The township is one of 70 municipalities across the state that will share in more than $37 million in funding through the Pennsylvania Department of Transportation’s Green Light-Go program.
Green Light-Go grants are provided as reimbursements to municipalities for updates to improve the efficiency and operation of existing traffic signals. Grant funding through the Green Light-Go program may be utilized for a range of operational improvements including, but not limited to, light-emitting diode (LED) technology installation, traffic signal retiming, developing special event plans and monitoring traffic signals, as well as upgrading traffic signals to the latest technologies.
“The safety improvements supported by the Green Light-Go program help municipalities relieve congestion and traffic flow, as well as keep Pennsylvanians moving safely and efficiently,” said Gov.

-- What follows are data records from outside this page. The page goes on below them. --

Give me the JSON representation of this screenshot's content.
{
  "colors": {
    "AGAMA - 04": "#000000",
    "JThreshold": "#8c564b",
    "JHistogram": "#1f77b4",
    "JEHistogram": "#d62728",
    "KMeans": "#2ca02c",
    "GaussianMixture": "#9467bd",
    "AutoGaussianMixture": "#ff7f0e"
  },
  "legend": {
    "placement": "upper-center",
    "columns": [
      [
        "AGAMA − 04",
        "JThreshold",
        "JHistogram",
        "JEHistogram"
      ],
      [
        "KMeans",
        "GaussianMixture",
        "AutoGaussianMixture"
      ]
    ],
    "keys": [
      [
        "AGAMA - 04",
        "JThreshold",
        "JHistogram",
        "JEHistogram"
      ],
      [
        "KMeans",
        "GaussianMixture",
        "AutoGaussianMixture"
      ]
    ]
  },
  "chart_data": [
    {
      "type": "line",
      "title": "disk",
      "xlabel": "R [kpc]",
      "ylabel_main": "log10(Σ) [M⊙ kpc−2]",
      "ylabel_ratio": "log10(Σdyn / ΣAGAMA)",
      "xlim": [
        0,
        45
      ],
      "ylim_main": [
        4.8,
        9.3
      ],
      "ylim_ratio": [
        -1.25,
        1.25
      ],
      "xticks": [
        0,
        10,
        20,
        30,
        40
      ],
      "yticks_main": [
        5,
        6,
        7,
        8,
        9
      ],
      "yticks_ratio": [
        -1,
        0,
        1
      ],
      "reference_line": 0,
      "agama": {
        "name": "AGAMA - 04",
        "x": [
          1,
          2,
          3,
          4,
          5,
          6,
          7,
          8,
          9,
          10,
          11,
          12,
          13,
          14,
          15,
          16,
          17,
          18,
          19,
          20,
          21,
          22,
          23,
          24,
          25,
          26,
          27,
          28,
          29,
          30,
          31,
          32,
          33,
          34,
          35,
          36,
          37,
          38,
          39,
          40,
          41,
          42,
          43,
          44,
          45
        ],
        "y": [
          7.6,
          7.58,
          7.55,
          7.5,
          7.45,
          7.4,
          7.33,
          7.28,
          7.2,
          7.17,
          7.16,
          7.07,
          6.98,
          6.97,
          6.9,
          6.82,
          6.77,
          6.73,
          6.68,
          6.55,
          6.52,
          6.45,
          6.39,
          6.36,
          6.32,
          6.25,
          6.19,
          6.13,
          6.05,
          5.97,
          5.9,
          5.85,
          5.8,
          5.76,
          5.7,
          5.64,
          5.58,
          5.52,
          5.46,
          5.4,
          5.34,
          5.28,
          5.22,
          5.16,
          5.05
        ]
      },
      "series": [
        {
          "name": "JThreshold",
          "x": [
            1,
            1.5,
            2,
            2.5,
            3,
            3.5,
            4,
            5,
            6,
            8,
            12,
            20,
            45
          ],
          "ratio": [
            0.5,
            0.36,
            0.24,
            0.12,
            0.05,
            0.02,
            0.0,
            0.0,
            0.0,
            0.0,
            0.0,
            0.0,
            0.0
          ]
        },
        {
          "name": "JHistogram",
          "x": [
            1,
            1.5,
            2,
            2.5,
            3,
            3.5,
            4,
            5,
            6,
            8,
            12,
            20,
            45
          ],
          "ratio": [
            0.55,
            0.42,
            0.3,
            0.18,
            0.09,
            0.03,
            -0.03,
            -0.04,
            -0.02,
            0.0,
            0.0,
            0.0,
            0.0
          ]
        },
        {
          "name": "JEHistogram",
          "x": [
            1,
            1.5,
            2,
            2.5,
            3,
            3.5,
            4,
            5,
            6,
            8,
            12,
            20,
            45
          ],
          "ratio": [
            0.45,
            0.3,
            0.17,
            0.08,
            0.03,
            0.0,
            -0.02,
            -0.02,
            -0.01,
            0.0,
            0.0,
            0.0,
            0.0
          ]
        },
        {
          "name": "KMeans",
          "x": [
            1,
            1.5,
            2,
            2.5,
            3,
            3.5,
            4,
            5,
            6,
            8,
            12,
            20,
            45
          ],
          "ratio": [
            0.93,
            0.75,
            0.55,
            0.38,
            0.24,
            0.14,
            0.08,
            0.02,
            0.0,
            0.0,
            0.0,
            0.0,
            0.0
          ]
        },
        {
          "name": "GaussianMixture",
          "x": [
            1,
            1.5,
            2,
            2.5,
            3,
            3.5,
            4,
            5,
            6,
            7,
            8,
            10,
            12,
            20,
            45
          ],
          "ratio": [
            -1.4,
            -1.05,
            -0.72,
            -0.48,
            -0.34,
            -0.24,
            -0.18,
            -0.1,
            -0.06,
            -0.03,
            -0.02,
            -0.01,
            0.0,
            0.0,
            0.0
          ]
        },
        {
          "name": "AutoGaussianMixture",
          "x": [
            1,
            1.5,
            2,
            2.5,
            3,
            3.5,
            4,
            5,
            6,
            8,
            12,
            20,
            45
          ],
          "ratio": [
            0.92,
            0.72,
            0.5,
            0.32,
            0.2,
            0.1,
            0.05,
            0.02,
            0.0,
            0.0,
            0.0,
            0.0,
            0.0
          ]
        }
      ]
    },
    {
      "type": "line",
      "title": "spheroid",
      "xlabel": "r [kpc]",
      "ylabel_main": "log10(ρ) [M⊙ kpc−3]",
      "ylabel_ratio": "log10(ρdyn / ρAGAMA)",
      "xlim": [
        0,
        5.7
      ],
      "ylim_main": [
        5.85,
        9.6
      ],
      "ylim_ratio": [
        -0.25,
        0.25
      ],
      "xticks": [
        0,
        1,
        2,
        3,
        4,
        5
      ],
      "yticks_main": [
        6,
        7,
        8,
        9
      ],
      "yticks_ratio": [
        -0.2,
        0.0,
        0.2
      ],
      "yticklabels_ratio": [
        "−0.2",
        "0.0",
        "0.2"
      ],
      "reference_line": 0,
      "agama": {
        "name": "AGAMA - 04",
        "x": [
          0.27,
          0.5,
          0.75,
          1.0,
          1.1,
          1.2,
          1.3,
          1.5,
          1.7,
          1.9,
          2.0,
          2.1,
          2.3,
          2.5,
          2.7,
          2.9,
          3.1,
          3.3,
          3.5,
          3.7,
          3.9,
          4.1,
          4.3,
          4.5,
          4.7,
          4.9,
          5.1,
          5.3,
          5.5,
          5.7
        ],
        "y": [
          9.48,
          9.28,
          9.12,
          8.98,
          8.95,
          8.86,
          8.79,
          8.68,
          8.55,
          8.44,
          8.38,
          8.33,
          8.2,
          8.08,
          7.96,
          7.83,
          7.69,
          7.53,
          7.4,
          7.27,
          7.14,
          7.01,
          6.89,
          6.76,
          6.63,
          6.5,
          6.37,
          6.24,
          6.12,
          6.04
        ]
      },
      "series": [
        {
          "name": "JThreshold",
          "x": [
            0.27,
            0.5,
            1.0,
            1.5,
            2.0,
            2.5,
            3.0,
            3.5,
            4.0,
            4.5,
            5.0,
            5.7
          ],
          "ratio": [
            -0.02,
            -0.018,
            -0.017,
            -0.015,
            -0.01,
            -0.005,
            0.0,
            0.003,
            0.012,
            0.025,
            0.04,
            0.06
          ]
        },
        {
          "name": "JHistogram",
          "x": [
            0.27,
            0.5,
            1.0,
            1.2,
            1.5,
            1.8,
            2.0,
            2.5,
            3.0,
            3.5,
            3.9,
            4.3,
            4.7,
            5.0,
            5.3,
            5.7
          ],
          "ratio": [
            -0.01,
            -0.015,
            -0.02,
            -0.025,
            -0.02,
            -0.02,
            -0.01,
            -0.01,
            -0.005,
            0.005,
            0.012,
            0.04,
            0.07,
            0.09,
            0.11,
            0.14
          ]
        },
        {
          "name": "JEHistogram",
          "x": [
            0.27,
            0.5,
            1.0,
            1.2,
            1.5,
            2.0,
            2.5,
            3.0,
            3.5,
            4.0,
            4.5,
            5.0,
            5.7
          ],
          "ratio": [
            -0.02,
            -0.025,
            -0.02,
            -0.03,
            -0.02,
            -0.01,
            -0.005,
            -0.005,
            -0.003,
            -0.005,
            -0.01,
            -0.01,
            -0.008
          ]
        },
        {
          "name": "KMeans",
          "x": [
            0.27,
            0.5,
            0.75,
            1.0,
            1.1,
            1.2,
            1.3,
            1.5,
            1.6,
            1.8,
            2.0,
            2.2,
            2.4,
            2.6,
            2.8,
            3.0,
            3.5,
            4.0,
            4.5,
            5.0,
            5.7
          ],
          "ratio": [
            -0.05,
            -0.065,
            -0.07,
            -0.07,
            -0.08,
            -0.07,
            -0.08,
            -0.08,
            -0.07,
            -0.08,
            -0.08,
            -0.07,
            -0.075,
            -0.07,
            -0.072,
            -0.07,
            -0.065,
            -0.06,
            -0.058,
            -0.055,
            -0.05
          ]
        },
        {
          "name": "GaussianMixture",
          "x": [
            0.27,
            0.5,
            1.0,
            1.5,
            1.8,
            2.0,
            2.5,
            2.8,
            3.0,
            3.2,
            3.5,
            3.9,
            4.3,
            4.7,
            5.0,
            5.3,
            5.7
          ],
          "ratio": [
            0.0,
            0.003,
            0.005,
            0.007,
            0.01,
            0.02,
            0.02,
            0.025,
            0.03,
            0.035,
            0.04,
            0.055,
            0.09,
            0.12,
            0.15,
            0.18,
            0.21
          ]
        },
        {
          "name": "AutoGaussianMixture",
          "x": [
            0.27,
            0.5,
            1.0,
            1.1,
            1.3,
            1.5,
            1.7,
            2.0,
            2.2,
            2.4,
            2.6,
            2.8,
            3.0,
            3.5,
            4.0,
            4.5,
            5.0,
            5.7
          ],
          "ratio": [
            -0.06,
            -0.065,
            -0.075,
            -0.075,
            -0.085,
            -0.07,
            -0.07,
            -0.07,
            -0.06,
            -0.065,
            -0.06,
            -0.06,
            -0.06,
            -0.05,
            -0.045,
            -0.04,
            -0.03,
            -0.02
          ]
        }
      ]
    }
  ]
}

Tom Wolf.
Washington Township is the recipient of $78,500.
“This grant will be used in conjunction with the $30,700 ARLE (Automated Red Light Enforcement Funding Program) grant awarded in December of last year,” explained Washington Township Manager Jeff Geesaman. “The 2 grants together will allow us to do a traffic study for all of Washington Township’s signalized intersection along State Route 16, (Buchanan Trail East), including Washington Township Boulevard, Midvale Road, Old Forge Road, Oller Avenue and Welty Road.”
Buchanan Trail/Route 16 is the major thoroughfare in the township, funneling traffic to major retailers including Walmart, Lowes, several restaurants, a hotel, Sheetz and other commercial enterprises.
Traffic signal synchronization at these intersections will ensure those traveling the corridor can do so more efficiently and will also create safety benefits by ensuring the orderly movement of traffic and reducing the frequency of certain types of accidents such as right-angle and pedestrian collisions.
“We have been receiving numerous complaints about the timing of these lights,” Geesaman said. “They should be happy to hear this information.”